In Zeiten steigender Kosten für Dramaserien „kann es sich heutzutage niemand mehr leisten, diese Dinge allein zu finanzieren. Das war einigen Spielern früher möglich, aber jetzt ist es vielleicht nicht mehr möglich.“ Fredrik af Malmborg, CEO von Eccho Rights, sagte bei Future Proofing Financing, einem der wichtigsten Panels bei Göteborgs TV Drama Vision. Nachdem die explodierenden Investitionen der Dampfer in Originale nachgelassen haben, scheint für die Produzenten die Zusammenarbeit ein wichtiger Weg nach vorne zu sein.
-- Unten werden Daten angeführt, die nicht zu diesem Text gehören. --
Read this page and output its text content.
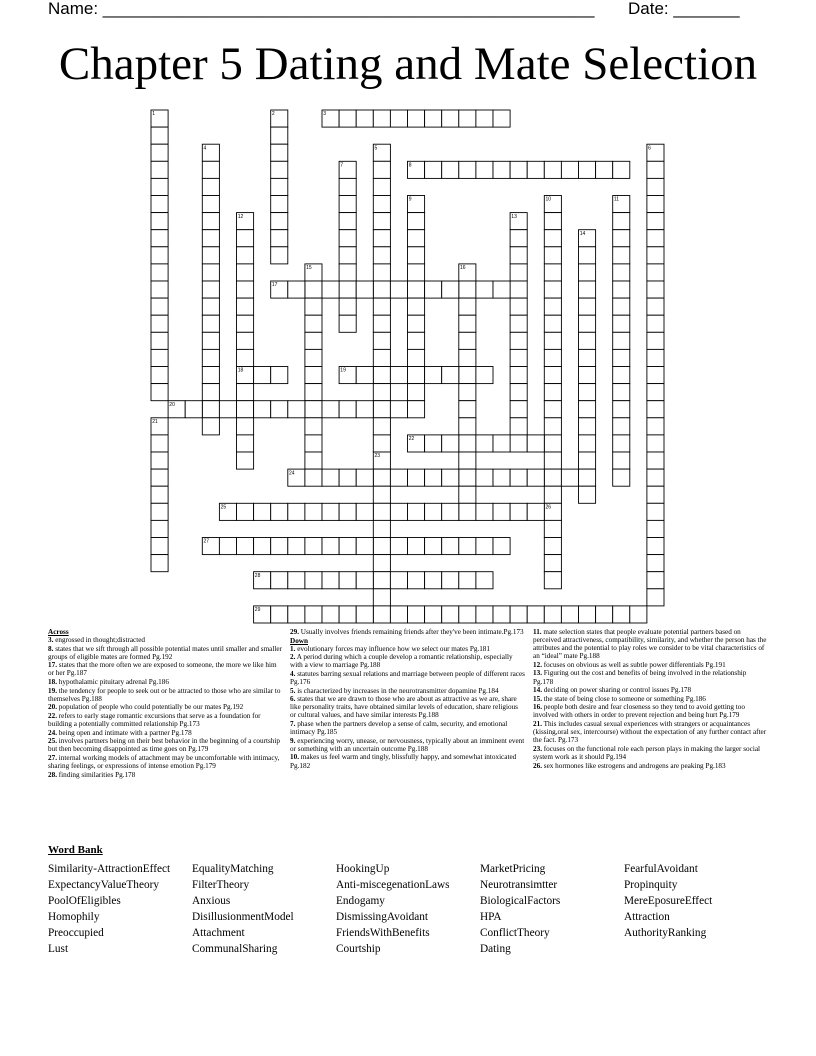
Name: ____________________________________________________ Date: _______
Chapter 5 Dating and Mate Selection
1	2	3
4	5	6
7	8
9	10	11
12	13
14
15	16
17
18	19
20
21
22
23
24
25	26
27
28
29
Across
3. engrossed in thought;distracted
8. states that we sift through all possible potential mates until smaller and smaller groups of eligible mates are formed Pg.192
17. states that the more often we are exposed to someone, the more we like him or her Pg.187
18. hypothalamic pituitary adrenal Pg.186
19. the tendency for people to seek out or be attracted to those who are similar to themselves Pg.188
20. population of people who could potentially be our mates Pg.192
22. refers to early stage romantic excursions that serve as a foundation for building a potentially committed relationship Pg.173
24. being open and intimate with a partner Pg.178
25. involves partners being on their best behavior in the beginning of a courtship but then becoming disappointed as time goes on Pg.179
27. internal working models of attachment may be uncomfortable with intimacy, sharing feelings, or expressions of intense emotion Pg.179
28. finding similarities Pg.178
29. Usually involves friends remaining friends after they've been intimate.Pg.173
Down
1. evolutionary forces may influence how we select our mates Pg.181
2. A period during which a couple develop a romantic relationship, especially with a view to marriage Pg.188
4. statutes barring sexual relations and marriage between people of different races Pg.176
5. is characterized by increases in the neurotransmitter dopamine Pg.184
6. states that we are drawn to those who are about as attractive as we are, share like personality traits, have obtained similar levels of education, share religious or cultural values, and have similar interests Pg.188
7. phase when the partners develop a sense of calm, security, and emotional intimacy Pg.185
9. experiencing worry, unease, or nervousness, typically about an imminent event or something with an uncertain outcome Pg.188
10. makes us feel warm and tingly, blissfully happy, and somewhat intoxicated Pg.182
11. mate selection states that people evaluate potential partners based on perceived attractiveness, compatibility, similarity, and whether the person has the attributes and the potential to play roles we consider to be vital characteristics of an “ideal” mate Pg.188
12. focuses on obvious as well as subtle power differentials Pg.191
13. Figuring out the cost and benefits of being involved in the relationship Pg.178
14. deciding on power sharing or control issues Pg.178
15. the state of being close to someone or something Pg.186
16. people both desire and fear closeness so they tend to avoid getting too involved with others in order to prevent rejection and being hurt Pg.179
21. This includes casual sexual experiences with strangers or acquaintances (kissing,oral sex, intercourse) without the expectation of any further contact after the fact. Pg.173
23. focuses on the functional role each person plays in making the larger social system work as it should Pg.194
26. sex hormones like estrogens and androgens are peaking Pg.183
Word Bank
Similarity-AttractionEffect
ExpectancyValueTheory
PoolOfEligibles
Homophily
Preoccupied
Lust
EqualityMatching
FilterTheory
Anxious
DisillusionmentModel
Attachment
CommunalSharing
HookingUp
Anti-miscegenationLaws
Endogamy
DismissingAvoidant
FriendsWithBenefits
Courtship
MarketPricing
Neurotransimtter
BiologicalFactors
HPA
ConflictTheory
Dating
FearfulAvoidant
Propinquity
MereEposureEffect
Attraction
AuthorityRanking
Das schneidet mehrere Wege: Formelle Koproduktion; oder Distributoren oder Ankersender, die Projekte frühzeitig einsteigen. „Es ist wichtig, frühzeitig mit den Leuten zu sprechen“, kommentierte Karin Lindström, Head of Originals, Nordics, Amazon Studios. „Viele Produzenten denken, dass sie zuerst mit ihrer Idee zu uns kommen müssen, sonst sehen wir sie uns nicht an, aber das stimmt nicht“, fügte sie hinzu.

Vollständige Liste der Auszeichnungen:

Dragon Award Bester nordischer Film

„Unruly“ von Malou Reymann

Dragon Award Bestes Schauspiel

Alma Pöysti für „Vier kleine Erwachsene“

Sven Nykvist Kamerapreis

Jacob Møller für „Kopenhagen existiert nicht“

Fipresci-Preis

„Ellos Eatnu – Let the River Flow“ von Ole Giæver

Publikumsdrachenpreis, Bester nordischer Film

„Ellos Eatnu – Lass den Fluss fließen“

Dragon Award Bester nordischer Dokumentarfilm

„Apolonia, Apolonia“ von Lea Glob

Der Ingmar Bergman International Debut Award

„Läufer“ von Marian Mathias

Dragon Award als bester internationaler Film

„Der blaue Kaftan“ von Maryam Touzani

Draken-Filmpreis

„Nach Trauernden“ von Hanna Högstedt

Mai-Zetterling-Stipendium

Mårten Nilsson

Nordischer Ehrendrachenpreis

Jan Tröll

Dragon Award Bester schwedischer Kurzfilm

„Madden“ von Malin Ingrid Johansson

Publikumspreis, Bester schwedischer Kurzfilm

„Container Scanning“ von Edvin Hallberg und Anton Hellström

Angelo-Preis

Annika Fredriksson für „Love You Bye“

Nordisk Film & TV Fondpreis

Kenneth Karlstad für „Kids in Crime“

Liza Foreman hat zu diesem Artikel beigetragen.